Dulac resopló con incredulidad. El tono que Dagda estaba empleando con el rey era absolutamente inadecuado. Pero lo que más le llamó la atención todavía fue la reacción de Arturo a las palabras de Dagda. En lugar de ponerle en su sitio, por un momento se dibujó en su cara una expresión de terror, y cuando finalmente habló, lo hizo con un tono de voz muy bajo:
– Sólo ha sido un ejercicio inofensivo. No podía imaginar…
– … ¿lo que iba a ocurrir cuando tuviera una espada en sus manos? -le tomó la palabra Dagda.
– ¡No era una espada de verdad! -se defendió Arturo. A Dulac le resultaba increíble, pero Arturo usaba claramente un tono de defensa, a pesar de que él era el rey y Dagda sólo el cocinero y mago de la corte-. Sólo se trataba de un juguete algo mejorado, que…
– … por un pelo casi os cuesta la cabeza -acabó la frase Dagda-. Ya os habéis olvidado de todo -se calló de pronto, dio medio paso hacia atrás y bajó la mirada perplejo-. Perdonadme, mi rey -dijo-. Me he dejado llevar.
– Bueno, no pasa nada -respondió Arturo sonriendo, pero a su manera parecía tan asustado y perplejo como Dagda-. Ha sido un día complicado para todos. Esta noche tenemos huéspedes en Camelot. Preocupaos de que se sirvan las mejores viandas de vuestra cocina.
– Por supuesto, mi rey -respondió Dagda sin levantar la mirada.
– Y tú… -Arturo se dio la vuelta hacia Dulac-. ¿Conoces a ese chico que nos ha advertido?
– Evan -asintió él.
– Vete a verlo y preocúpate de que mañana temprano esté en el castillo. Le he prometido una recompensa. Y tengo que hablar con él de ese Caballero de Plata.
Dagda levantó la vista. Una profunda arruga se marcó entre sus cejas, pero no dijo nada. Cuando Arturo se volvió hacia él, bajó de nuevo la mirada y esperó a que el rey se hubiera marchado con pasos rápidos. Sólo entonces quiso saciar su curiosidad con Dulac.
– ¿Qué significa eso del Caballero de Plata? -preguntó.
– No sé nada -mintió Dulac-. Pero, ¿por qué le has censurado que me haya entregado una espada?
– Por nada en especial -respondió Dagda-. Ha sido hablar por hablar.

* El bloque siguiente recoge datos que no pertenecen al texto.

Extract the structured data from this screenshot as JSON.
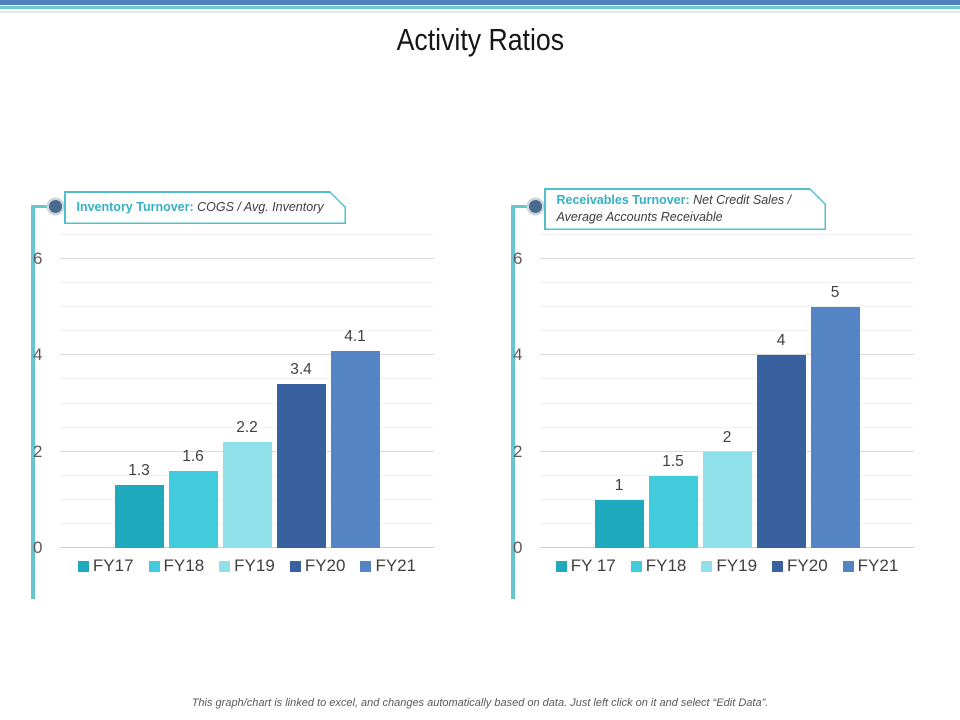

– No -rebatió Dulac en un tono que no permitía réplica-. No ha sido así.
Dagda titubeó. Tosió, se giró y dio algunos pasos.
– Es difícil de explicar -dijo-. No sé si lo entenderás.
– ¡Pruébalo! -le propuso Dulac. Su corazón latía con fuerza. Tenía la sensación de que Dagda estaba a punto de comunicarle algo muy importante.
– Tú siempre has sido muy especial para mí, Dulac -respondió Dagda despacio-. Sé que a veces resulta difícil de creer para ti, pero es la verdad. Nunca he querido que fueras como los demás.
– ¿Quiénes son los demás?
– Todos -respondió Dagda-. Esos muchachos que ayer te atacaron. Arturo y sus caballeros. Mordred. Los pictos -sacudió la cabeza-. Incluso, Uther. No conocen otra cosa más que la batalla, muertes, armas… -suspiró profundamente-. No quiero que tú crezcas así, Dulac. No con la espada en la mano y odio en el corazón.
Dulac estaba desconcertado. Las palabras de Dagda -por más extrañas que le parecieran- sonaban convincentes, sobre todo si se conocía la personalidad de Dagda y sus opiniones, en ocasiones tan diferentes de las del resto de la humanidad. Y a pesar de eso, tenía la sensación de que se trataba de una excusa, una excusa que además iba inventando a medida que hablaba.
– ¿Y cómo voy a salvar el pellejo si me encuentro con alguien que no piensa así? -preguntó-. Como ayer por la tarde, por ejemplo.
– ¿Qué habría ocurrido si ayer hubieras tenido un arma? -interrogó Dagda a su vez-. Tal vez ahora uno de los tres chicos estaría muerto. Tal vez, todos. Tal vez, tú también.
Dulac no respondió. Sabía perfectamente el poco tino que había demostrado tener. Dagda era un verdadero maestro en llevar una conversación a su terreno. Cambió el tema y también el timbre de la voz.
– Si Arturo desea un banquete, tenemos que empezar a prepararlo.
Dagda tosió con fuerza.
– Hoy no me siento con ánimos para una labor así. Ve a la posada y encárgale a tu amo un ágape para esta noche. Se alegrará ante ese inesperado cometido.